マカオ政府、米国・カナダのビザ免除待遇熱望も実現せず
- 2015/3/30 18:18
- 社会・政治
マカオ政府身分証明局によると、同局が再三に渡って米国及びカナダに対して「中華人民共和国マカオ特別行政区パスポート(以下、マカオ特区パスポート)」をビザ免除プログラムの対象にするよう求めてきたというが、依然として全く前進が見られないという。
「マカオ特区パスポート」の表紙デザインは中国(本土)パスポートのデザインを踏襲しており、中国(本土)が赤、マカオは緑となっているほか、「マカオ特別行政区」という文字が付き、中国語とポルトガル語で併記されている点などが特徴。マカオパスポートはマカオ特別行政区の永久居留権を持つ中国籍の者が取得することができるもので、日本を含む世界114の国と地域でビザ免除またはアライバルビザ待遇を獲得するなど、中国(本土)パスポートとは異なる位置づけで運営されている。ちなみに、香港にもマカオ特区パスポート同様の表紙が紺色の香港特区パスポートが存在する。
マカオの政府系放送局TDMが3月30日朝のラジオニュースによると、身分証明局の歐陽瑜局長が米国側から得た報告の内容では、米国のビザ免除待遇の対象は「国家」であり、マカオのような「行政区域」は対象外であるとされたとのこと。また、マカオ特区パスポートによる米国及びカナダへの入国に必要なビザ申請に対する「却下率」が高く、両国がビザ免除待遇とする米国は却下率3%以下、カナダは同4%以下を3年継続するという要件に満たないことなどが挙げられていたという。

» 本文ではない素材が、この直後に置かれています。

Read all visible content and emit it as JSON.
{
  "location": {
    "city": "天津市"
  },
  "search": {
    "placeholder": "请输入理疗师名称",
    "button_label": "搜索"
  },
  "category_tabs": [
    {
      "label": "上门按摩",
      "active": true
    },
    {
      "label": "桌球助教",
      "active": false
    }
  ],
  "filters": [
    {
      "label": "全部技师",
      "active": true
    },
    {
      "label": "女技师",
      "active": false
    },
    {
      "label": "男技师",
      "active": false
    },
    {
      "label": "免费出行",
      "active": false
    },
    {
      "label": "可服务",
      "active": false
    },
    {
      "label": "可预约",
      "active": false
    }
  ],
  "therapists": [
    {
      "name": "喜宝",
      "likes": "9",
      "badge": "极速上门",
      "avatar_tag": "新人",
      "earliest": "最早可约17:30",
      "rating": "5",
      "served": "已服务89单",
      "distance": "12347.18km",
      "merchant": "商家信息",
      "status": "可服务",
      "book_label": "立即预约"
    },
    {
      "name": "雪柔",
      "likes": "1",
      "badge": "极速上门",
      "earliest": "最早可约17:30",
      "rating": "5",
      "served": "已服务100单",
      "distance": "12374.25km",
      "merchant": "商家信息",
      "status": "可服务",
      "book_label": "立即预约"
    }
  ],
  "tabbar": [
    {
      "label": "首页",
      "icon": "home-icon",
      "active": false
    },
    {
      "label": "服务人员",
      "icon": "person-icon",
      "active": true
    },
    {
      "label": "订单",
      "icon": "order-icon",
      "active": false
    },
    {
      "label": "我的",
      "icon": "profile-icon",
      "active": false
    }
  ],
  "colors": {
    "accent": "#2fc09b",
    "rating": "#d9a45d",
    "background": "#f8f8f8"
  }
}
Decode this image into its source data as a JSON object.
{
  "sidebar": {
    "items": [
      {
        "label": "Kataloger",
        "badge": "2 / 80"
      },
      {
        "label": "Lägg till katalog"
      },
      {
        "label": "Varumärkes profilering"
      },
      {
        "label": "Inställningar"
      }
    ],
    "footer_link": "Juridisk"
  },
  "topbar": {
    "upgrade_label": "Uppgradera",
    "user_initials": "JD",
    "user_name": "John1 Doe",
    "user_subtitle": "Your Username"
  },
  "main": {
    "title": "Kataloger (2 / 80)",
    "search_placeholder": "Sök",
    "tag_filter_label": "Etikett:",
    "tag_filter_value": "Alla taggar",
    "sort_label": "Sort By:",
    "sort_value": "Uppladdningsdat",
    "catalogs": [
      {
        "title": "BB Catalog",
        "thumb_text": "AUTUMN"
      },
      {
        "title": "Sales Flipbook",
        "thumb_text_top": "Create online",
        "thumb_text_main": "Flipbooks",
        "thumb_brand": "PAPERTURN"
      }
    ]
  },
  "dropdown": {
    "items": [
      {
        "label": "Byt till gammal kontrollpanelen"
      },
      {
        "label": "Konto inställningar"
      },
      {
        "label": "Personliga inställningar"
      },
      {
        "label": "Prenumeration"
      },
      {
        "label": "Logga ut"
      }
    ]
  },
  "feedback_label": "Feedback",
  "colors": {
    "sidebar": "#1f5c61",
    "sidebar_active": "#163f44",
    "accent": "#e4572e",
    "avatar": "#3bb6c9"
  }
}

身分証明局では、ビザ免除待遇を勝ち取るためにはビザ申請の却下率を低下させる必要があり、マカオ特区パスポート保有者に対し、入国に際しビザ取得の必要がある国へ入国する際、当該国の要求に沿った家庭、就業状況などの情報を正確に申告するよう求めた。
なお、マカオにはポルトガルとの二重国籍者も多数おり、そのほとんどが個人でマカオ特別行政区パスポートとポルトガルパスポートを同時に保有している。両方のパスポートを持つマカオの人に話を聞くと、マカオ特区パスポートを使い米国や台湾へ渡航する際にビザが必要だが、ポルトガルパスポートなら米国、台湾ともにビザが不要なため、海外旅行の際はより便利なポルトガルパスポートを使うとしている。